Thanks to the movies and music industries, the country developed a synthetic sense of cultural unity. We can all quote Star Wars and sing Thriller, but we were in fact more divided than ever because whenever we wanted to pursue any passion outside the cultural mainstream, we were made to think ourselves freaks who had to do so in isolation. Tastes that were meant to unite people divided us more than ever. It is only when people became free to openly pursue their passions for Italian Horror or Swedish Gothic Metal and allowed freely to share the things close to our hearts with others without fear of humiliation that music truly became a social activity again rather than a social obbligation. We may not share each other’s tastes, but at least we feel entitled to disagree as equals.

But all good things must come to an end, usually sooner rather than later. To human history, the presence of the Internet is so far the length of an eyeblink. It is inevitable that its explosive potential will be tamed and bridled, used for all sorts of evil purposes which we can’t yet even imagine. If corporations like Polygram and the NBA don’t manage to harness the internet for nefarious purposes, it’s entirely possible that Google and Facebook will, and to far more evil ends than the old giants ever thought of. And by the time we wrest ourselves free from them, the internet might be considered as stodgy and wasteful as automobiles are today. Some new invention will come into the public eye that revolutionizes human potential, and powerful people will always try to control it.

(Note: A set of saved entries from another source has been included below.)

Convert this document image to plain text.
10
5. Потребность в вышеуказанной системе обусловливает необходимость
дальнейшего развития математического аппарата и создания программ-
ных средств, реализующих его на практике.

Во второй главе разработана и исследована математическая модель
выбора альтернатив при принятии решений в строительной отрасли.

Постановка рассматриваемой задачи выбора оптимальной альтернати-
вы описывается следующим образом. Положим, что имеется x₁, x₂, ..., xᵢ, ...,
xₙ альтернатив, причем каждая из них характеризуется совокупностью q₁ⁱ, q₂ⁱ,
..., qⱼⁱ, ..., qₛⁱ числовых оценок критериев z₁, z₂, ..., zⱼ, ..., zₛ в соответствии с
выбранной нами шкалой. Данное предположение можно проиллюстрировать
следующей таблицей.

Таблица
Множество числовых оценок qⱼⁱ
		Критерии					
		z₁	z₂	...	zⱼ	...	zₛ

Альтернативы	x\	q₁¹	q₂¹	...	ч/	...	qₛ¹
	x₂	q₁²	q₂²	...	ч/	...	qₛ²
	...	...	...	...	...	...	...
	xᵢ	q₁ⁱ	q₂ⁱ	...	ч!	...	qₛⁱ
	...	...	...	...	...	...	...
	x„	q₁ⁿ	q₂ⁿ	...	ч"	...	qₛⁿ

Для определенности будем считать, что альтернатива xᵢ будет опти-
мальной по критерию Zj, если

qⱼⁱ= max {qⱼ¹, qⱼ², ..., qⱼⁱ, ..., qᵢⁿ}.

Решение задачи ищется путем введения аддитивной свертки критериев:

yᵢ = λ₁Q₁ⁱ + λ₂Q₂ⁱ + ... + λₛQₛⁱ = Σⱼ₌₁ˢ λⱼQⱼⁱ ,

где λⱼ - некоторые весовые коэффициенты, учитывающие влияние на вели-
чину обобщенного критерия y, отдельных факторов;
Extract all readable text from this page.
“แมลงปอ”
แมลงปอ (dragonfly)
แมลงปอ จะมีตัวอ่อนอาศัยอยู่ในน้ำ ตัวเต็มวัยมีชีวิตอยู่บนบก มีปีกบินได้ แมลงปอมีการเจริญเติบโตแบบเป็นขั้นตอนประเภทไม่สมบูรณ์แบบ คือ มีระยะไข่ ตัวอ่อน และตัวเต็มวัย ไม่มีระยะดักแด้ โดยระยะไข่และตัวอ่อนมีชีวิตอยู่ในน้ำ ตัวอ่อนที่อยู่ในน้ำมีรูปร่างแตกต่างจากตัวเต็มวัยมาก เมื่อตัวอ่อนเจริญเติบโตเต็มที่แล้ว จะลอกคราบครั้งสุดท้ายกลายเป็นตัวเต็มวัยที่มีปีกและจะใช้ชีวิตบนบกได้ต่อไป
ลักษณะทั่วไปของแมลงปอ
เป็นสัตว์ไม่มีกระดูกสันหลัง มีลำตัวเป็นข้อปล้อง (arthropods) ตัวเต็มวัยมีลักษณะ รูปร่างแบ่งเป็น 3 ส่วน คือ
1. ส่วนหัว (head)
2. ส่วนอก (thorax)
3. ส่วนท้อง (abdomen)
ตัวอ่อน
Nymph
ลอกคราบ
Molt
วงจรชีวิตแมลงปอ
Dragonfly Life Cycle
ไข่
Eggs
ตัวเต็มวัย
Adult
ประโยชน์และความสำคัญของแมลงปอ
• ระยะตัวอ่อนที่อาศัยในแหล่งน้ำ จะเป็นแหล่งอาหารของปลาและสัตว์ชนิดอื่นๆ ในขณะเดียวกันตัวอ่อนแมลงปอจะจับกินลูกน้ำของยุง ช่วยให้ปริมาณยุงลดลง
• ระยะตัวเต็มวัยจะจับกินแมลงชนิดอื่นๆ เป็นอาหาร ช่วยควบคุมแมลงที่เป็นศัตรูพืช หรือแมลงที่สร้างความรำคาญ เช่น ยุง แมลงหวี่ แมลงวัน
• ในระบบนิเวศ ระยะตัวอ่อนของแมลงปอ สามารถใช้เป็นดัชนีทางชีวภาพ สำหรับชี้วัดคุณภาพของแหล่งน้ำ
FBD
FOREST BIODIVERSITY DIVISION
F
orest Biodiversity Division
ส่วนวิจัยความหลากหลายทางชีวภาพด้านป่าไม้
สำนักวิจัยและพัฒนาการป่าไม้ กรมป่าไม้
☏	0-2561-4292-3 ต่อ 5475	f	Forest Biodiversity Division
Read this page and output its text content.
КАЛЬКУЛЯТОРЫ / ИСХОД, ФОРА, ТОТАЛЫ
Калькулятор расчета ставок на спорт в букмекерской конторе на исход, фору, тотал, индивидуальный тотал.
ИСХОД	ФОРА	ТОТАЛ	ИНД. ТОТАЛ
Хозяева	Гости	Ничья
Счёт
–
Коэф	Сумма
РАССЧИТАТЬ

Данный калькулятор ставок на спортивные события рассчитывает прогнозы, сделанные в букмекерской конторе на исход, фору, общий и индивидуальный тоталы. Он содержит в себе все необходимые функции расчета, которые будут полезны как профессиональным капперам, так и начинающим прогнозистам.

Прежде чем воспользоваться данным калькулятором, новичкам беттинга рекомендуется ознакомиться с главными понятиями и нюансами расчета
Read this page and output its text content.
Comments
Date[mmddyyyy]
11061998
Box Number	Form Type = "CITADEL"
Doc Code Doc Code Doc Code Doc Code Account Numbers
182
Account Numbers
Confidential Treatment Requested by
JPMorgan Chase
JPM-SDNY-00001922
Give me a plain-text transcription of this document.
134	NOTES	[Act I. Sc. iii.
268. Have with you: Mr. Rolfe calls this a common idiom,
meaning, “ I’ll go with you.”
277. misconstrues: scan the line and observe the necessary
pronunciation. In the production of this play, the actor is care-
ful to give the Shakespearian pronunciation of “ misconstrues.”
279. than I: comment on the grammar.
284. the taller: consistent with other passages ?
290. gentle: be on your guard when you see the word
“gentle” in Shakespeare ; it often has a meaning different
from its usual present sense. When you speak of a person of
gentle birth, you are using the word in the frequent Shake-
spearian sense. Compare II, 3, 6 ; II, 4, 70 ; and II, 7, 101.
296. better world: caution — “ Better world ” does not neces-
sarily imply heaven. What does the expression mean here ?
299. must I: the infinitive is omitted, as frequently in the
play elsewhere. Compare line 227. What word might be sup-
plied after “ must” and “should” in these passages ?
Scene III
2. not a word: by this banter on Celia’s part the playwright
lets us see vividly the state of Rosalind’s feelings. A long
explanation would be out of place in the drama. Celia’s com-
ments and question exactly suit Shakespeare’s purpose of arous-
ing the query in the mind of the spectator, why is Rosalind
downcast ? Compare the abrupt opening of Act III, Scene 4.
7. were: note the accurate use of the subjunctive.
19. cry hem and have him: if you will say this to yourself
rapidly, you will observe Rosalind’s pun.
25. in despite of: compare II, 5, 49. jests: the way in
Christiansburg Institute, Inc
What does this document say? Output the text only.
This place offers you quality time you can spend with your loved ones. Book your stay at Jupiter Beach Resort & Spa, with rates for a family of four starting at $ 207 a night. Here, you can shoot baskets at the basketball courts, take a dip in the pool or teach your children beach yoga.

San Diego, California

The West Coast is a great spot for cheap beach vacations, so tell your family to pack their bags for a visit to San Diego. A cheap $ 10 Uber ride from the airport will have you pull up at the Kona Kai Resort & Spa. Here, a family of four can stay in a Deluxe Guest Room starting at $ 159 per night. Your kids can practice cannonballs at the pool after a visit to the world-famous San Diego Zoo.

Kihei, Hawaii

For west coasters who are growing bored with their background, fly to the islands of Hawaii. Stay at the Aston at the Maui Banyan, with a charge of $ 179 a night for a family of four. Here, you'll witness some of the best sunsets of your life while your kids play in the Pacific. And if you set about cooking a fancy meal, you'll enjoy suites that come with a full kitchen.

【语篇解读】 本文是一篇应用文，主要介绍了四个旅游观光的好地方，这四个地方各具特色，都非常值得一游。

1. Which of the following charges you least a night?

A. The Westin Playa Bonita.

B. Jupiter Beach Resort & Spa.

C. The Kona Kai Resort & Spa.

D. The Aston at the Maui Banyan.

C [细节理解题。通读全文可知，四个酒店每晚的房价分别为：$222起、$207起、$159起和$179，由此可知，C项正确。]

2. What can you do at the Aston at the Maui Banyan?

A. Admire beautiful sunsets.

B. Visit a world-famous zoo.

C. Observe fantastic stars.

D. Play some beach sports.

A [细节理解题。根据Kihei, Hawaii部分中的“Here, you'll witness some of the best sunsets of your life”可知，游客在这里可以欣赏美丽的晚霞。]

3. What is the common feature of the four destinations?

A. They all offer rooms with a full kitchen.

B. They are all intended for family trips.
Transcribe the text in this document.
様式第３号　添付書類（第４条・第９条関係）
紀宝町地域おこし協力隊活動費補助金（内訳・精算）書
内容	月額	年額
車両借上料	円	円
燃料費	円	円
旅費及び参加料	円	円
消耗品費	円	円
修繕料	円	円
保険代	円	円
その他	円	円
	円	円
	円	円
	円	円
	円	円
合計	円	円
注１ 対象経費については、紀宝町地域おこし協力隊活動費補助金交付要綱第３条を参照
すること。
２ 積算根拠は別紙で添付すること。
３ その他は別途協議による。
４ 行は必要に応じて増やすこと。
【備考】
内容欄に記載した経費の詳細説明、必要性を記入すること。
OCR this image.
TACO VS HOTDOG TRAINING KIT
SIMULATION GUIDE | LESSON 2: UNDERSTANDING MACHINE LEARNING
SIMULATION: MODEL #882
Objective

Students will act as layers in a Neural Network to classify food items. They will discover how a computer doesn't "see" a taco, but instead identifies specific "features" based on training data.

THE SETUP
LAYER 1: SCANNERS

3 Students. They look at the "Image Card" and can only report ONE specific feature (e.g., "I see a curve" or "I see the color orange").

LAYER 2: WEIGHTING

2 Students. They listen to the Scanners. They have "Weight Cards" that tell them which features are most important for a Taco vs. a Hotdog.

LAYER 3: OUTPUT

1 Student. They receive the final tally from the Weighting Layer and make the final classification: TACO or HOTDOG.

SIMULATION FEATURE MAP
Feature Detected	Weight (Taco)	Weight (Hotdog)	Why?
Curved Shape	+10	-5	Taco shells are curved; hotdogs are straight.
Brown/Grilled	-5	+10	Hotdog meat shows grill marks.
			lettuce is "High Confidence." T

So this reckoning is coming, and one of the surest signs that we are headed toward a country-changing disaster is when bills to allow big business to control Internet content finally pass. As happens in all periods of history, an old guard on artificial life support tries to prevent the spread of anything new. The more these bloated giants succeed in stifling progress, the more destructive the disaster which occurs when they fall.